En uno de vuestros primeros trabajos, en el fanzine-obra escénica Orxata, hablabais de “historias reales de gente muy cercana que espero nunca lea esto porque se va a sentir identificada y vamos a tener problemas”. ¿A quién habla El Conde de Torrefiel hoy?
Siendo honesta, El Conde no deja de hablar al público de El Conde, que es un target muy reconocible. El teatro es elitista, lo consumen pocos y caben trescientas personas que son un fractal muy pequeño de la sociedad. Muy poca gente consume cultura, menos teatro y todavía menos teatro contemporáneo. Aunque nos gustaría hablar a gente muy diversa, al final hablamos a gente como nosotros, a un espejo de nosotros mismos. Ojalá no fuera así. Hacemos lo que nos gustaría ver en un teatro.
El sentido del humor ácido y directo fue uno de los principales vehículos de expresión de El Conde de Torrefiel. Pareciera que ya no “todo da mucha puta risa” como se titulaba uno de vuestros experimentos escénicos, que con El Conde ahora nos reímos menos, o por lo menos de otra manera.
Aquello respondía a una época vital, a una edad o un carácter más juvenil o irreverente con el que te crees que tienes la inteligencia o la vitalidad para cambiar el mundo. Ahora ya somos cuarentones y nos hemos dado cuenta de que no es así y que quizás ya no podemos hacer bromas desde la distancia o la salvaguardia de la juventud. Ahora ya nos enfrentamos a miedos más vitales como la muerte, la falta de salud, de calidad de vida, el bienestar de tu entorno. Ya no estamos en ese lugar, no somos tan inconscientes, también con la palabra.
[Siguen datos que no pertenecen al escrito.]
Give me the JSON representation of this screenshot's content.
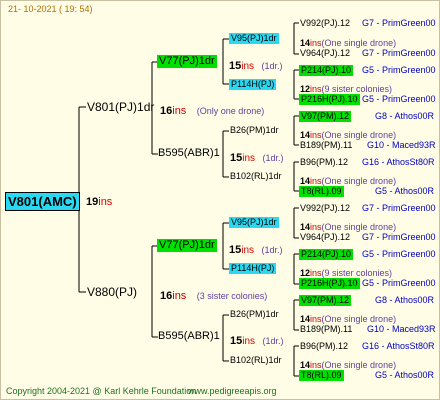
{
  "header": {
    "date": "21- 10-2021 ( 19: 54)"
  },
  "footer": {
    "copyright": "Copyright 2004-2021 @ Karl Kehrle Foundation",
    "site": "www.pedigreeapis.org"
  },
  "root": {
    "name": "V801(AMC)",
    "gen": "19",
    "ins": "ins"
  },
  "sire": {
    "name": "V801(PJ)1dr",
    "gen": "16",
    "ins": "ins",
    "note": "(Only one drone)",
    "s": {
      "name": "V77(PJ)1dr",
      "gen": "15",
      "ins": "ins",
      "note": "(1dr.)",
      "s": {
        "name": "V95(PJ)1dr",
        "gen": "14",
        "ins": "ins",
        "note": "(One single drone)",
        "l1": "V992(PJ).12",
        "r1": "G7 - PrimGreen00",
        "l2": "V964(PJ).12",
        "r2": "G7 - PrimGreen00"
      },
      "d": {
        "name": "P114H(PJ)",
        "gen": "12",
        "ins": "ins",
        "note": "(9 sister colonies)",
        "l1": "P214(PJ).10",
        "r1": "G5 - PrimGreen00",
        "l2": "P216H(PJ).10",
        "r2": "G5 - PrimGreen00"
      }
    },
    "d": {
      "name": "B595(ABR)1",
      "gen": "15",
      "ins": "ins",
      "note": "(1dr.)",
      "s": {
        "name": "B26(PM)1dr",
        "gen": "14",
        "ins": "ins",
        "note": "(One single drone)",
        "l1": "V97(PM).12",
        "r1": "G8 - Athos00R",
        "l2": "B189(PM).11",
        "r2": "G10 - Maced93R"
      },
      "d": {
        "name": "B102(RL)1dr",
        "gen": "14",
        "ins": "ins",
        "note": "(One single drone)",
        "l1": "B96(PM).12",
        "r1": "G16 - AthosSt80R",
        "l2": "T8(RL).09",
        "r2": "G5 - Athos00R"
      }
    }
  },
  "dam": {
    "name": "V880(PJ)",
    "gen": "16",
    "ins": "ins",
    "note": "(3 sister colonies)",
    "s": {
      "name": "V77(PJ)1dr",
      "gen": "15",
      "ins": "ins",
      "note": "(1dr.)",
      "s": {
        "name": "V95(PJ)1dr",
        "gen": "14",
        "ins": "ins",
        "note": "(One single drone)",
        "l1": "V992(PJ).12",
        "r1": "G7 - PrimGreen00",
        "l2": "V964(PJ).12",
        "r2": "G7 - PrimGreen00"
      },
      "d": {
        "name": "P114H(PJ)",
        "gen": "12",
        "ins": "ins",
        "note": "(9 sister colonies)",
        "l1": "P214(PJ).10",
        "r1": "G5 - PrimGreen00",
        "l2": "P216H(PJ).10",
        "r2": "G5 - PrimGreen00"
      }
    },
    "d": {
      "name": "B595(ABR)1",
      "gen": "15",
      "ins": "ins",
      "note": "(1dr.)",
      "s": {
        "name": "B26(PM)1dr",
        "gen": "14",
        "ins": "ins",
        "note": "(One single drone)",
        "l1": "V97(PM).12",
        "r1": "G8 - Athos00R",
        "l2": "B189(PM).11",
        "r2": "G10 - Maced93R"
      },
      "d": {
        "name": "B102(RL)1dr",
        "gen": "14",
        "ins": "ins",
        "note": "(One single drone)",
        "l1": "B96(PM).12",
        "r1": "G16 - AthosSt80R",
        "l2": "T8(RL).09",
        "r2": "G5 - Athos00R"
      }
    }
  }
}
Y no pasa nada, nos reímos pero de otra manera.
La Plaza se estrena en 2018. Por aquel entonces no había ningún diputado explícitamente fascista con poder en España. La obra se presenta ahora en Madrid, ciudad y comunidad autónoma gobernada en coalición con un partido de extrema derecha, ¿cómo será esta plaza?
Partiendo del presupuesto de que el público que vendrá a ver la obra en Madrid será el mismo que hubiera venido en 2018, con otro tipo de gobierno o dibujo político… Si por casualidad hubiera algún infiltrado esta obra le va a molestar mucho. Desde la primera escena con las musulmanas a la persona que se masturba viendo porno. Lo que no dejan de ser ofensas burguesas. Esta obra es carne de cañón para polémicas sin fundamento. Aunque sí es cierto que en 2018 en La Plaza había temas que todavía no eran candentes, ahora ciertas imágenes que representa son de brutal actualidad: la inmigración, la imagen como arma lingüística de confusión o la violación.